Feature reuse $ψ_{t}$ : After the process of conversion strategy T_i, new feature maps are generated ( ${C 2}^{'}$ and ${C 3}^{'}$ , respectively). For reusing, there are two separate methods to merge new feature maps with $C 1$ , concatenation and element sum operation. Concatenation operation is often used for image detection, which can fuse the extracted convolutional features and preserve the information while increasing the dimension. The element sum operation is often used for image classification, which can increase the image information and preserve the dimension while increasing the information. Therefore, we use the concatenation operation to reuse feature information of the backbone so that the reused features are used as the input of DFF-PANet.
Feature fusion $ψ_{r}$ : After $F R M_{t}$ is generated, it is sent to DFF-PANet (it will be introduced in Section 3.3) with the pyramid feature map of the previous layer $y_{i - 1}$ for feature fusion, and the next pyramid feature map $y_{i}$ is generated.

3.3. Dense Feature Fusion Path Aggregation Network (DFF-PANet)

For pursuing higher detection accuracy, there are usually two strategies to choose from. One is to improve the backbone for feature extraction, and the other is to improve the neck for feature fusion [21]. For the strategy of enhancing the backbone, it usually leads to a large amount of computation, which limits the detection speed and makes it difficult to improve. Hence, we consider strengthening the network via improving the neck.
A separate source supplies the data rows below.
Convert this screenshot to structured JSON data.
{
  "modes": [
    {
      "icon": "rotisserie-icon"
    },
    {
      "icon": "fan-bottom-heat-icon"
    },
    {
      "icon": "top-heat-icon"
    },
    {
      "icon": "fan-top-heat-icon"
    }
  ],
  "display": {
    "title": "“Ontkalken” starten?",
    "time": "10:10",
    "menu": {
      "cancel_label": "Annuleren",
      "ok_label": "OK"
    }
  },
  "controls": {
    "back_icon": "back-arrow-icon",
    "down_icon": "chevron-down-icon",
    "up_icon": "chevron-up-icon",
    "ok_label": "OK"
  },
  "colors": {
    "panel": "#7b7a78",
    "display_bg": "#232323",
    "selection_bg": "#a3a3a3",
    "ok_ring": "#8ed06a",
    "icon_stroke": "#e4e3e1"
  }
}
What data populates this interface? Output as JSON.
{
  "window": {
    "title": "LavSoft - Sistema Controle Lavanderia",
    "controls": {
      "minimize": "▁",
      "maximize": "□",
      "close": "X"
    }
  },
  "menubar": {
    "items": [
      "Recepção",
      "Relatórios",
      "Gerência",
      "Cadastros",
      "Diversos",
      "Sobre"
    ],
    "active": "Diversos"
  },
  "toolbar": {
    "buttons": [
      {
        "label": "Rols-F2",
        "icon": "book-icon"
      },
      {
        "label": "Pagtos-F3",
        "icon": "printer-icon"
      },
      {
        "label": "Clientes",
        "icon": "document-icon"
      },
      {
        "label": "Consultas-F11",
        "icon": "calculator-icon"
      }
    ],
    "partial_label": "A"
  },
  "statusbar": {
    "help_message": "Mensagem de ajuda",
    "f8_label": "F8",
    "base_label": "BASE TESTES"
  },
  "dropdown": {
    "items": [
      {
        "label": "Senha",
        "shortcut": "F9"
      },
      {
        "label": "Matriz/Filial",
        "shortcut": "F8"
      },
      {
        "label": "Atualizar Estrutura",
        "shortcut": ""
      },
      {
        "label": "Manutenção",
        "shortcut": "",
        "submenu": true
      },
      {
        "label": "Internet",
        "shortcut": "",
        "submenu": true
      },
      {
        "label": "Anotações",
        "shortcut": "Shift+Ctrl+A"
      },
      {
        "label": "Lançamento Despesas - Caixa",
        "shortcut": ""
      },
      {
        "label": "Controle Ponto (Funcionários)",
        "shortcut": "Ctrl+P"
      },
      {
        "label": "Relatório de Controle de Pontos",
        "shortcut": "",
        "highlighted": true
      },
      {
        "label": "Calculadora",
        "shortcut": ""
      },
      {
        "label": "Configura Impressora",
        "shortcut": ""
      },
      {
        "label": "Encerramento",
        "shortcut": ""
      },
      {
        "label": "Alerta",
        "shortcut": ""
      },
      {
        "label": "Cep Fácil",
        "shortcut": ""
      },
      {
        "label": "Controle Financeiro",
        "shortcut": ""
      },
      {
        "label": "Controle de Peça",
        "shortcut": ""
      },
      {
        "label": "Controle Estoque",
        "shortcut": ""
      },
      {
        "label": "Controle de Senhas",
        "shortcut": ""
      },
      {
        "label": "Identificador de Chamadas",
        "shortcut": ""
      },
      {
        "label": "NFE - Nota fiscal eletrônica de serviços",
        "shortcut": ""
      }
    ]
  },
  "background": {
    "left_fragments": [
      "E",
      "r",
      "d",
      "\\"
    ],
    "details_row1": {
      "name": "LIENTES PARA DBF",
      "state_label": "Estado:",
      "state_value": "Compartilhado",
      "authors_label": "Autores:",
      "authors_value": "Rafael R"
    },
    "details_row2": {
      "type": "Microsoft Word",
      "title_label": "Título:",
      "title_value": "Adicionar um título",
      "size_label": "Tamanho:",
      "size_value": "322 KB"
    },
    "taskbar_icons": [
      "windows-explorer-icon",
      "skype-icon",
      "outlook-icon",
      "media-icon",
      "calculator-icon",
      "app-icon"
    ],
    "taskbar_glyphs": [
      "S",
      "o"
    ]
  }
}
Most aerial objects in RSIs have different aspect ratios, but ordinary convolution cannot take full advantage of the hierarchical features in the original feature maps, thus achieving relatively low performance. For better fusing feature information from the backbone, we improved the Cross Stage Partial (CSP) module of the feature fusion network in the original YOLOv5 network structure. Inspired by reference [33], the Residual Dense Block (RDB) was used to optimize the CSP module, and the DFF-PANet was obtained. The Cross Stage Residual Dense Block (CSRDB) module is depicted in Figure 5.

As can be seen in Figure 5, the CSRDB module improved the CBS layer in the CSP module into a residual dense block, thus forming the DFF-PANet. We fully fused the feature information extracted from the backbone with the strong feature fusion ability of RDB. The network structure of RDB is depicted in Figure 6.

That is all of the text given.